Kucinich calls accused leaker's treatment "Kafkaesque"


Dennis Kucinich is a busy guy these days. He's not only protesting the war in Libya, scrambling to raise a redistricting-survival fund, and buying a fixer-upper in Washington. He's also angling to become accused Army leaker Bradley Manning's most famous prison visitor.

“What is going on with Secretary Gates and the Department of Defense with respect to Pfc. Manning’s treatment is more consistent with Kafka than the U.S. Constitution,” Kucinich says today.

The Pentagon says it'll let Kucinich visit the suspected Wikileaks leaker, but it won't let them have a private conversation.

"I was belatedly informed that the meeting could only take place if it was recorded," Kucinich says. "Confidentiality is required, however, to achieve the candor that is necessary to perform the oversight functions with which I am tasked as a Member of the Committee on Oversight and Government Reform. I was also told that I could be subpoenaed to testify about the contents of my conversation with Pfc. Manning." A United Nations torture investigator who wanted to meet with Manning recently got the same answer: if they met, they'd be monitored.

Manning is awaiting trial on more than 22 counts of leaking secret material and aiding the enemy. The Pentagon says he gave Wikileaks hundreds of thousands of classified documents. He could face life in prison if convicted.

Amnesty International and hundreds of legal scholars argue his detention conditions are punitive, inhumane and illegal.

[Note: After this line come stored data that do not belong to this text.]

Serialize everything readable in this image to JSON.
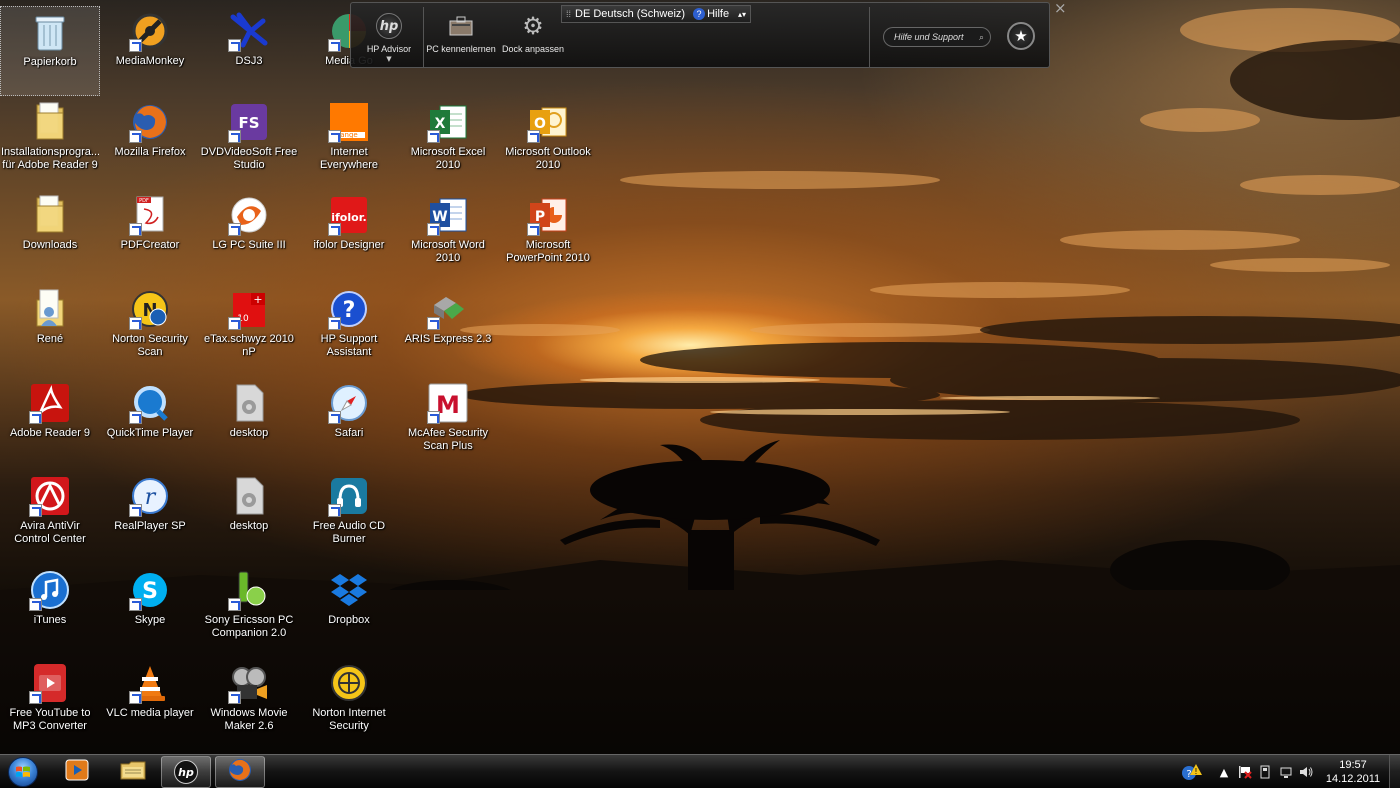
{
  "desktop": {
    "icons": [
      {
        "label": "Papierkorb",
        "icon": "recycle-bin-icon",
        "shortcut": false
      },
      {
        "label": "Installationsprogra... für Adobe Reader 9",
        "icon": "folder-icon",
        "shortcut": false
      },
      {
        "label": "Downloads",
        "icon": "folder-icon",
        "shortcut": false
      },
      {
        "label": "René",
        "icon": "user-folder-icon",
        "shortcut": false
      },
      {
        "label": "Adobe Reader 9",
        "icon": "adobe-reader-icon",
        "shortcut": true
      },
      {
        "label": "Avira AntiVir Control Center",
        "icon": "avira-icon",
        "shortcut": true
      },
      {
        "label": "iTunes",
        "icon": "itunes-icon",
        "shortcut": true
      },
      {
        "label": "Free YouTube to MP3 Converter",
        "icon": "youtube-mp3-icon",
        "shortcut": true
      },
      {
        "label": "MediaMonkey",
        "icon": "mediamonkey-icon",
        "shortcut": true
      },
      {
        "label": "Mozilla Firefox",
        "icon": "firefox-icon",
        "shortcut": true
      },
      {
        "label": "PDFCreator",
        "icon": "pdfcreator-icon",
        "shortcut": true
      },
      {
        "label": "Norton Security Scan",
        "icon": "norton-scan-icon",
        "shortcut": true
      },
      {
        "label": "QuickTime Player",
        "icon": "quicktime-icon",
        "shortcut": true
      },
      {
        "label": "RealPlayer SP",
        "icon": "realplayer-icon",
        "shortcut": true
      },
      {
        "label": "Skype",
        "icon": "skype-icon",
        "shortcut": true
      },
      {
        "label": "VLC media player",
        "icon": "vlc-icon",
        "shortcut": true
      },
      {
        "label": "DSJ3",
        "icon": "dsj3-icon",
        "shortcut": true
      },
      {
        "label": "DVDVideoSoft Free Studio",
        "icon": "dvdvideosoft-icon",
        "shortcut": true
      },
      {
        "label": "LG PC Suite III",
        "icon": "lg-pc-suite-icon",
        "shortcut": true
      },
      {
        "label": "eTax.schwyz 2010 nP",
        "icon": "etax-icon",
        "shortcut": true
      },
      {
        "label": "desktop",
        "icon": "settings-file-icon",
        "shortcut": false
      },
      {
        "label": "desktop",
        "icon": "settings-file-icon",
        "shortcut": false
      },
      {
        "label": "Sony Ericsson PC Companion 2.0",
        "icon": "sony-ericsson-icon",
        "shortcut": true
      },
      {
        "label": "Windows Movie Maker 2.6",
        "icon": "movie-maker-icon",
        "shortcut": true
      },
      {
        "label": "Media Go",
        "icon": "media-go-icon",
        "shortcut": true
      },
      {
        "label": "Internet Everywhere",
        "icon": "orange-icon",
        "shortcut": true
      },
      {
        "label": "ifolor Designer",
        "icon": "ifolor-icon",
        "shortcut": true
      },
      {
        "label": "HP Support Assistant",
        "icon": "hp-support-icon",
        "shortcut": true
      },
      {
        "label": "Safari",
        "icon": "safari-icon",
        "shortcut": true
      },
      {
        "label": "Free Audio CD Burner",
        "icon": "cd-burner-icon",
        "shortcut": true
      },
      {
        "label": "Dropbox",
        "icon": "dropbox-icon",
        "shortcut": false
      },
      {
        "label": "Norton Internet Security",
        "icon": "norton-internet-security-icon",
        "shortcut": false
      },
      {
        "label": "Microsoft Excel 2010",
        "icon": "excel-icon",
        "shortcut": true
      },
      {
        "label": "Microsoft Word 2010",
        "icon": "word-icon",
        "shortcut": true
      },
      {
        "label": "ARIS Express 2.3",
        "icon": "aris-icon",
        "shortcut": true
      },
      {
        "label": "McAfee Security Scan Plus",
        "icon": "mcafee-icon",
        "shortcut": true
      },
      {
        "label": "Microsoft Outlook 2010",
        "icon": "outlook-icon",
        "shortcut": true
      },
      {
        "label": "Microsoft PowerPoint 2010",
        "icon": "powerpoint-icon",
        "shortcut": true
      }
    ]
  },
  "dock": {
    "language": "DE Deutsch (Schweiz)",
    "help": "Hilfe",
    "items": [
      {
        "label": "HP Advisor",
        "icon": "hp-logo-icon"
      },
      {
        "label": "PC kennenlernen",
        "icon": "briefcase-icon"
      },
      {
        "label": "Dock anpassen",
        "icon": "gear-icon"
      }
    ],
    "search_placeholder": "Hilfe und Support",
    "favorite_icon": "star-icon",
    "close_icon": "close-icon"
  },
  "taskbar": {
    "start_icon": "windows-logo-icon",
    "pinned": [
      {
        "name": "media-player",
        "icon": "media-player-icon"
      },
      {
        "name": "explorer",
        "icon": "folder-icon"
      },
      {
        "name": "hp",
        "icon": "hp-logo-icon"
      },
      {
        "name": "firefox",
        "icon": "firefox-icon"
      }
    ],
    "clock": {
      "time": "19:57",
      "date": "14.12.2011"
    },
    "tray": [
      "action-center-icon",
      "show-hidden-icon",
      "flag-icon",
      "usb-icon",
      "network-icon",
      "volume-icon"
    ]
  },
  "colors": {
    "taskbar": "#141414",
    "dock_bg": "#1e1e1e",
    "sun": "#ffecaa",
    "sky_orange": "#d27828"
  }
}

The Pentagon says he's being treated like any other maximum-security prisoner on a "prevention of injury watch," which Manning's on because of a comment he made about suicide. (Gawker writer John Cook doesn't buy many of the complaints on Manning's behalf.)

Kucinich wants to visit Manning to see if his detention conditions, which include being forced to strip naked, constitute torture. Even before the Kafka reference, he's been amping up his prison-protest rhetoric: "Is this Quantico or Abu Ghraib?" Kucinich asked last month. He's also needling Robert Gates, saying the defense secretary risks "a blot on his record" and "consequences under the law" for Manning's treatment.